Sociodemographic: age (infants <14 years, adolescents 14-18 years, young adults 19-45 years, and adults >45 years) and sex. Clinical: diagnosis and indication for prescription. Pharmacological: name of prescribed medication, route of administration, posology, pharmaceutical form and specialty of the prescribing physician.

Concordance: correlation between the use indication of the psychoactive drug and the indication approved by Invima and FDA (indication, dose, route of administration, contraindications).

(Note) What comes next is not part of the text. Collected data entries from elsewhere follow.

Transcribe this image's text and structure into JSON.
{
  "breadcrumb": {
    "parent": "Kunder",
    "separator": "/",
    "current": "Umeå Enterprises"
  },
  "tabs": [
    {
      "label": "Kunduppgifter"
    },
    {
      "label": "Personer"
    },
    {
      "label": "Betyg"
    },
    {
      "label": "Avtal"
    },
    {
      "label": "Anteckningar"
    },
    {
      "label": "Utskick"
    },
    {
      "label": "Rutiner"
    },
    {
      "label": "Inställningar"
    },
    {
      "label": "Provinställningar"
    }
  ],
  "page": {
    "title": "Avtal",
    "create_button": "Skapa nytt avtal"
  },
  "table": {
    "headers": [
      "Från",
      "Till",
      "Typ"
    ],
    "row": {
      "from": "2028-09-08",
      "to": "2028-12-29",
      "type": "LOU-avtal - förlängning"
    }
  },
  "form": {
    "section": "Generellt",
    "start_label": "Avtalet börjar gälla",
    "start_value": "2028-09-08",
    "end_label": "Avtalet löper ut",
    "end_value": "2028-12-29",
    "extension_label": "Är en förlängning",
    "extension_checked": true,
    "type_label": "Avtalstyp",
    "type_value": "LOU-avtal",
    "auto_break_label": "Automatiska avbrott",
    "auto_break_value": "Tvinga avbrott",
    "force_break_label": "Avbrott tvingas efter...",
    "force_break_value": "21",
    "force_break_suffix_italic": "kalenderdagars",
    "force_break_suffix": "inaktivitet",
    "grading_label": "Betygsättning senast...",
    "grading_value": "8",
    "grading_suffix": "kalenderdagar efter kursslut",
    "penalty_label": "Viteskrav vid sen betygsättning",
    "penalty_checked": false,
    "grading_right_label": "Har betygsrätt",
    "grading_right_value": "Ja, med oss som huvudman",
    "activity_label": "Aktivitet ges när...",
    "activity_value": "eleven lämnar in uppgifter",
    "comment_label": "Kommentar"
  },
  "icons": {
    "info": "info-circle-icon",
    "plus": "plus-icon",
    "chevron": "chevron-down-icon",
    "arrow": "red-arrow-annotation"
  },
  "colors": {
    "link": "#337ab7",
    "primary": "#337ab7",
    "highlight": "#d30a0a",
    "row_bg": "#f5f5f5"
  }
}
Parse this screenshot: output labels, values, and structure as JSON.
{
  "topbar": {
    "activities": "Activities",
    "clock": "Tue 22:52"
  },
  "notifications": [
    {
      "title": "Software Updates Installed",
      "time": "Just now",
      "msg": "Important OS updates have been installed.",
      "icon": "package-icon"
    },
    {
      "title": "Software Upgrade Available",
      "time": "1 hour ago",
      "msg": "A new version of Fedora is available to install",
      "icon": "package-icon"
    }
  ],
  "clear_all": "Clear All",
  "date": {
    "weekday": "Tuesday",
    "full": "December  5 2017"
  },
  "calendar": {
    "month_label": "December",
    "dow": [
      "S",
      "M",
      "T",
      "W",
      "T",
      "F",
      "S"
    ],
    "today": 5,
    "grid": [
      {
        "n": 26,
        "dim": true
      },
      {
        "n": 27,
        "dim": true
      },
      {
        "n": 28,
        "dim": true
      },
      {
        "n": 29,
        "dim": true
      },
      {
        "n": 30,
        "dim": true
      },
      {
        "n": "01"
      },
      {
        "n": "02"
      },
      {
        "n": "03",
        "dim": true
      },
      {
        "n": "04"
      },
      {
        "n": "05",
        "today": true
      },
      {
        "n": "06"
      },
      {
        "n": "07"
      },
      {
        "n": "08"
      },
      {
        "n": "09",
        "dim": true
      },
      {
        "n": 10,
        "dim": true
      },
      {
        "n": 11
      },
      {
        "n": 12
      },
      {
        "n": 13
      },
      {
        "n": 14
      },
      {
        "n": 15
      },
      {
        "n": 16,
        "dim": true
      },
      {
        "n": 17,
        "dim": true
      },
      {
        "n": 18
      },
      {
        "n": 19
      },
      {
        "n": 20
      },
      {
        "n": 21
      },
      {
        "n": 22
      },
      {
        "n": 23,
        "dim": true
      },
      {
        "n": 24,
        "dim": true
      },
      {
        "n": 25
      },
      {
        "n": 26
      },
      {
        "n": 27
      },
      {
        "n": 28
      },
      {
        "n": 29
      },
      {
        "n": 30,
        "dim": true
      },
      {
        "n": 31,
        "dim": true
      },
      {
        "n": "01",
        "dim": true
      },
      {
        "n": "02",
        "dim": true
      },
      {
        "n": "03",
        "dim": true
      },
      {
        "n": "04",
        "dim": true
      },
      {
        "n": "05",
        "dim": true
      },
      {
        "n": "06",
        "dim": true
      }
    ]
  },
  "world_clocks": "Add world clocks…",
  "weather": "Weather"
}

Finally, each prescription was classified as a) off-label: use other than the approved by the regulatory agency; b) approved use: use under approved conditions; c) no report: use is not specified in the medical record, and d) not evaluable: no information that supports the use of the psychoactive drug and impossibility to evaluate whether the prescription is appropriate or not (this option was only applied for mandatory inclusion drugs because of the impossibility of replacing the information).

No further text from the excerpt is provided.